Maayan Kitron, director of flowers division at the Central-and Northern-Arava Research and Development, says that in Europe, even during the COVID-19 closures, people buy a bouquet of flowers for the house at least once a week.

Among the products marketed in Israel ahead of Christmas, the white Chamelaucium, also known as waxflower that originated in Australia, is the leading flower, accounting for 30% of all exports from Israel to Europe. The flower is easy to grow and requires fewer working hands for picking and is in great demand in Europe. Its flowers are tiny, white and pink and it looks like they are made of wax and hence their name.

Towards the 2021 New Year, the Israeli growers will dispatch another export of flowers, including Ornithogalum dubium, known as the sun star or star of Bethlehem and do not need water, the lisianthus in a variety of colors, and sunflowers, which are in great demand in Europe.

Agricultural R&D researchers in Israel have succeeded in developing ornamental branches with a very long shelf-life, which are well traded in flower exchanges and markets compared to the competitors.

The holiday flowers are exported starting two weeks before the holiday, and most of them will be flown on special cargo flights up to 48 hours before the holiday and until Christmas Eve.

Israel produces almost a billion picking flowers and ornamental branches a year, half of which are for export and half for the local market. The industry has a turnover of 100 million euros a year.

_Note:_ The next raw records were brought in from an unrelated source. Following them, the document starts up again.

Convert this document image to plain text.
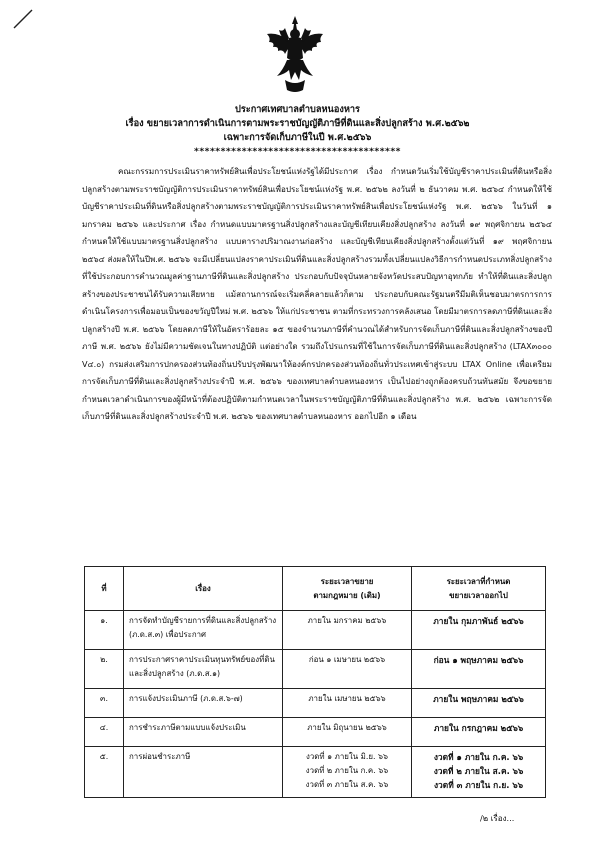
ประกาศเทศบาลตำบลหนองหาร
เรื่อง ขยายเวลาการดำเนินการตามพระราชบัญญัติภาษีที่ดินและสิ่งปลูกสร้าง พ.ศ.๒๕๖๒
เฉพาะการจัดเก็บภาษีในปี พ.ศ.๒๕๖๖
***************************************

คณะกรรมการประเมินราคาทรัพย์สินเพื่อประโยชน์แห่งรัฐได้มีประกาศ เรื่อง กำหนดวันเริ่มใช้บัญชีราคาประเมินที่ดินหรือสิ่งปลูกสร้างตามพระราชบัญญัติการประเมินราคาทรัพย์สินเพื่อประโยชน์แห่งรัฐ พ.ศ. ๒๕๖๒ ลงวันที่ ๒ ธันวาคม พ.ศ. ๒๕๖๔ กำหนดให้ใช้บัญชีราคาประเมินที่ดินหรือสิ่งปลูกสร้างตามพระราชบัญญัติการประเมินราคาทรัพย์สินเพื่อประโยชน์แห่งรัฐ พ.ศ. ๒๕๖๖ ในวันที่ ๑ มกราคม ๒๕๖๖ และประกาศ เรื่อง กำหนดแบบมาตรฐานสิ่งปลูกสร้างและบัญชีเทียบเคียงสิ่งปลูกสร้าง ลงวันที่ ๑๙ พฤศจิกายน ๒๕๖๔ กำหนดให้ใช้แบบมาตรฐานสิ่งปลูกสร้าง แบบตารางปริมาณงานก่อสร้าง และบัญชีเทียบเคียงสิ่งปลูกสร้างตั้งแต่วันที่ ๑๙ พฤศจิกายน ๒๕๖๔ ส่งผลให้ในปีพ.ศ. ๒๕๖๖ จะมีเปลี่ยนแปลงราคาประเมินที่ดินและสิ่งปลูกสร้างรวมทั้งเปลี่ยนแปลงวิธีการกำหนดประเภทสิ่งปลูกสร้างที่ใช้ประกอบการคำนวณมูลค่าฐานภาษีที่ดินและสิ่งปลูกสร้าง ประกอบกับปัจจุบันหลายจังหวัดประสบปัญหาอุทกภัย ทำให้ที่ดินและสิ่งปลูกสร้างของประชาชนได้รับความเสียหาย แม้สถานการณ์จะเริ่มคลี่คลายแล้วก็ตาม ประกอบกับคณะรัฐมนตรีมีมติเห็นชอบมาตรการการดำเนินโครงการเพื่อมอบเป็นของขวัญปีใหม่ พ.ศ. ๒๕๖๖ ให้แก่ประชาชน ตามที่กระทรวงการคลังเสนอ โดยมีมาตรการลดภาษีที่ดินและสิ่งปลูกสร้างปี พ.ศ. ๒๕๖๖ โดยลดภาษีให้ในอัตราร้อยละ ๑๕ ของจำนวนภาษีที่คำนวณได้สำหรับการจัดเก็บภาษีที่ดินและสิ่งปลูกสร้างของปีภาษี พ.ศ. ๒๕๖๖ ยังไม่มีความชัดเจนในทางปฏิบัติ แต่อย่างใด รวมถึงโปรแกรมที่ใช้ในการจัดเก็บภาษีที่ดินและสิ่งปลูกสร้าง (LTAX๓๐๐๐ V๔.๐) กรมส่งเสริมการปกครองส่วนท้องถิ่นปรับปรุงพัฒนาให้องค์กรปกครองส่วนท้องถิ่นทั่วประเทศเข้าสู่ระบบ LTAX Online เพื่อเตรียมการจัดเก็บภาษีที่ดินและสิ่งปลูกสร้างประจำปี พ.ศ. ๒๕๖๖ ของเทศบาลตำบลหนองหาร เป็นไปอย่างถูกต้องครบถ้วนทันสมัย จึงขอขยายกำหนดเวลาดำเนินการของผู้มีหน้าที่ต้องปฏิบัติตามกำหนดเวลาในพระราชบัญญัติภาษีที่ดินและสิ่งปลูกสร้าง พ.ศ. ๒๕๖๒ เฉพาะการจัดเก็บภาษีที่ดินและสิ่งปลูกสร้างประจำปี พ.ศ. ๒๕๖๖ ของเทศบาลตำบลหนองหาร ออกไปอีก ๑ เดือน

ที่	เรื่อง	ระยะเวลาขยาย
ตามกฎหมาย (เดิม)	ระยะเวลาที่กำหนด
ขยายเวลาออกไป

๑.	การจัดทำบัญชีรายการที่ดินและสิ่งปลูกสร้าง (ภ.ด.ส.๓) เพื่อประกาศ	ภายใน มกราคม ๒๕๖๖	ภายใน กุมภาพันธ์ ๒๕๖๖
๒.	การประกาศราคาประเมินทุนทรัพย์ของที่ดินและสิ่งปลูกสร้าง (ภ.ด.ส.๑)	ก่อน ๑ เมษายน ๒๕๖๖	ก่อน ๑ พฤษภาคม ๒๕๖๖
๓.	การแจ้งประเมินภาษี (ภ.ด.ส.๖-๗)	ภายใน เมษายน ๒๕๖๖	ภายใน พฤษภาคม ๒๕๖๖
๔.	การชำระภาษีตามแบบแจ้งประเมิน	ภายใน มิถุนายน ๒๕๖๖	ภายใน กรกฎาคม ๒๕๖๖
๕.	การผ่อนชำระภาษี	งวดที่ ๑ ภายใน มิ.ย. ๖๖
งวดที่ ๒ ภายใน ก.ค. ๖๖
งวดที่ ๓ ภายใน ส.ค. ๖๖	งวดที่ ๑ ภายใน ก.ค. ๖๖
งวดที่ ๒ ภายใน ส.ค. ๖๖
งวดที่ ๓ ภายใน ก.ย. ๖๖
/๒ เรื่อง...
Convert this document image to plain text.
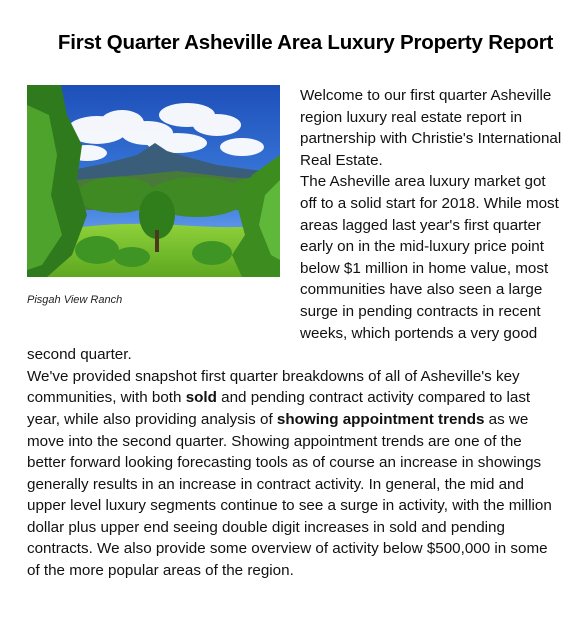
First Quarter Asheville Area Luxury Property Report
Pisgah View Ranch

Welcome to our first quarter Asheville region luxury real estate report in partnership with Christie's International Real Estate.

The Asheville area luxury market got off to a solid start for 2018. While most areas lagged last year's first quarter early on in the mid-luxury price point below $1 million in home value, most communities have also seen a large surge in pending contracts in recent weeks, which portends a very good second quarter.

We've provided snapshot first quarter breakdowns of all of Asheville's key communities, with both sold and pending contract activity compared to last year, while also providing analysis of showing appointment trends as we move into the second quarter. Showing appointment trends are one of the better forward looking forecasting tools as of course an increase in showings generally results in an increase in contract activity. In general, the mid and upper level luxury segments continue to see a surge in activity, with the million dollar plus upper end seeing double digit increases in sold and pending contracts. We also provide some overview of activity below $500,000 in some of the more popular areas of the region.
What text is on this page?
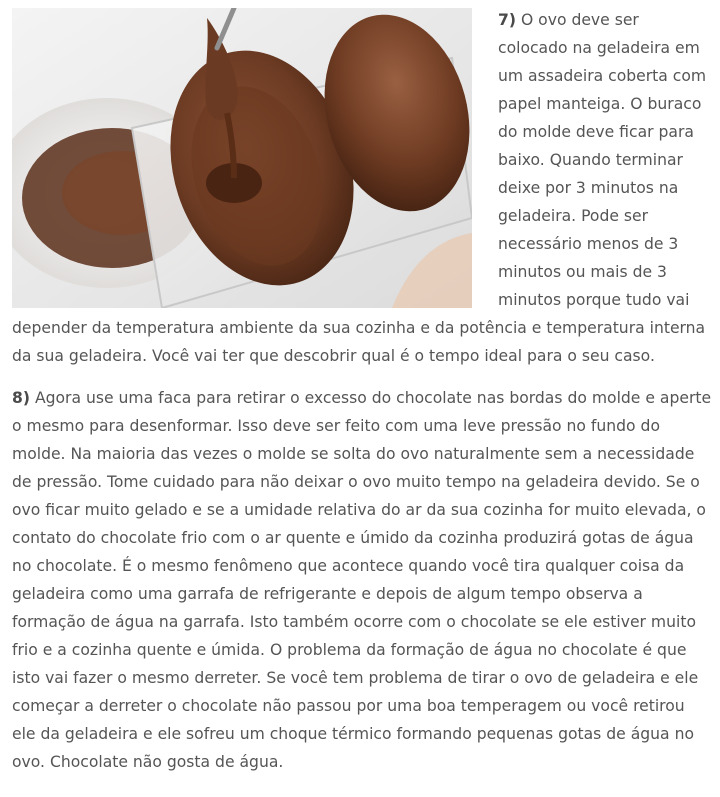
7) O ovo deve ser colocado na geladeira em um assadeira coberta com papel manteiga. O buraco do molde deve ficar para baixo. Quando terminar deixe por 3 minutos na geladeira. Pode ser necessário menos de 3 minutos ou mais de 3 minutos porque tudo vai depender da temperatura ambiente da sua cozinha e da potência e temperatura interna da sua geladeira. Você vai ter que descobrir qual é o tempo ideal para o seu caso.

8) Agora use uma faca para retirar o excesso do chocolate nas bordas do molde e aperte o mesmo para desenformar. Isso deve ser feito com uma leve pressão no fundo do molde. Na maioria das vezes o molde se solta do ovo naturalmente sem a necessidade de pressão. Tome cuidado para não deixar o ovo muito tempo na geladeira devido. Se o ovo ficar muito gelado e se a umidade relativa do ar da sua cozinha for muito elevada, o contato do chocolate frio com o ar quente e úmido da cozinha produzirá gotas de água no chocolate. É o mesmo fenômeno que acontece quando você tira qualquer coisa da geladeira como uma garrafa de refrigerante e depois de algum tempo observa a formação de água na garrafa. Isto também ocorre com o chocolate se ele estiver muito frio e a cozinha quente e úmida. O problema da formação de água no chocolate é que isto vai fazer o mesmo derreter. Se você tem problema de tirar o ovo de geladeira e ele começar a derreter o chocolate não passou por uma boa temperagem ou você retirou ele da geladeira e ele sofreu um choque térmico formando pequenas gotas de água no ovo. Chocolate não gosta de água.
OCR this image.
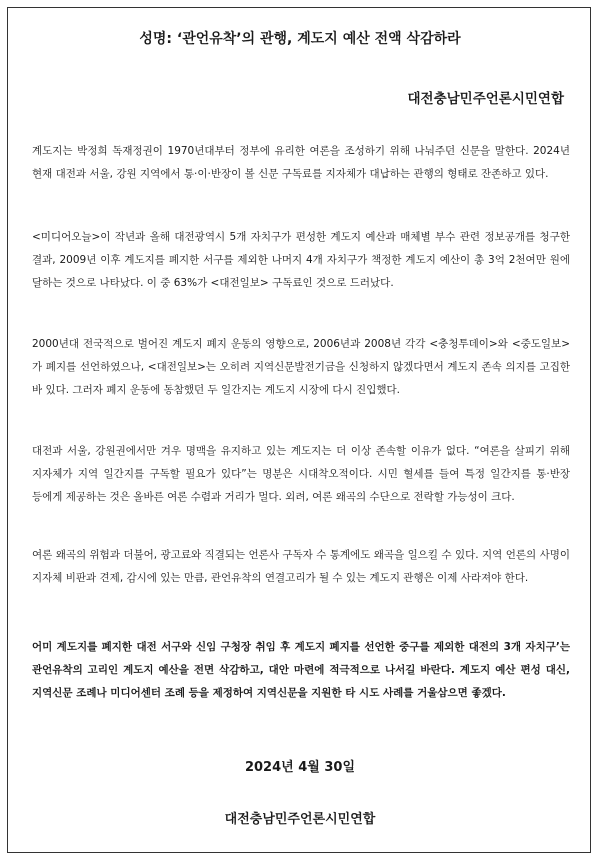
성명: ‘관언유착’의 관행, 계도지 예산 전액 삭감하라
대전충남민주언론시민연합
계도지는 박정희 독재정권이 1970년대부터 정부에 유리한 여론을 조성하기 위해 나눠주던 신문을 말한다. 2024년 현재 대전과 서울, 강원 지역에서 통·이·반장이 볼 신문 구독료를 지자체가 대납하는 관행의 형태로 잔존하고 있다.
<미디어오늘>이 작년과 올해 대전광역시 5개 자치구가 편성한 계도지 예산과 매체별 부수 관련 정보공개를 청구한 결과, 2009년 이후 계도지를 폐지한 서구를 제외한 나머지 4개 자치구가 책정한 계도지 예산이 총 3억 2천여만 원에 달하는 것으로 나타났다. 이 중 63%가 <대전일보> 구독료인 것으로 드러났다.
2000년대 전국적으로 벌어진 계도지 폐지 운동의 영향으로, 2006년과 2008년 각각 <충청투데이>와 <중도일보>가 폐지를 선언하였으나, <대전일보>는 오히려 지역신문발전기금을 신청하지 않겠다면서 계도지 존속 의지를 고집한 바 있다. 그러자 폐지 운동에 동참했던 두 일간지는 계도지 시장에 다시 진입했다.
대전과 서울, 강원권에서만 겨우 명맥을 유지하고 있는 계도지는 더 이상 존속할 이유가 없다. “여론을 살피기 위해 지자체가 지역 일간지를 구독할 필요가 있다”는 명분은 시대착오적이다. 시민 혈세를 들여 특정 일간지를 통·반장 등에게 제공하는 것은 올바른 여론 수렴과 거리가 멀다. 외려, 여론 왜곡의 수단으로 전락할 가능성이 크다.
여론 왜곡의 위험과 더불어, 광고료와 직결되는 언론사 구독자 수 통계에도 왜곡을 일으킬 수 있다. 지역 언론의 사명이 지자체 비판과 견제, 감시에 있는 만큼, 관언유착의 연결고리가 될 수 있는 계도지 관행은 이제 사라져야 한다.
어미 계도지를 폐지한 대전 서구와 신임 구청장 취임 후 계도지 폐지를 선언한 중구를 제외한 대전의 3개 자치구’는 관언유착의 고리인 계도지 예산을 전면 삭감하고, 대안 마련에 적극적으로 나서길 바란다. 계도지 예산 편성 대신, 지역신문 조례나 미디어센터 조례 등을 제정하여 지역신문을 지원한 타 시도 사례를 거울삼으면 좋겠다.
2024년 4월 30일
대전충남민주언론시민연합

Some 65% of flower exports are transferred to the flower exchanges in Europe, mainly Belgium, the Netherlands and Germany, and the rest are traded independently by the growers themselves, mainly in England and the Scandinavian countries, France, Germany, and today also in Japan and China.

In total, there are about 250 flower growers in the country and the industry is considered stable. Only at the end of 2021 will the exporters be able to know how deep the damage to the flower industry was caused by the Coronavirus crisis in Israel and around the world.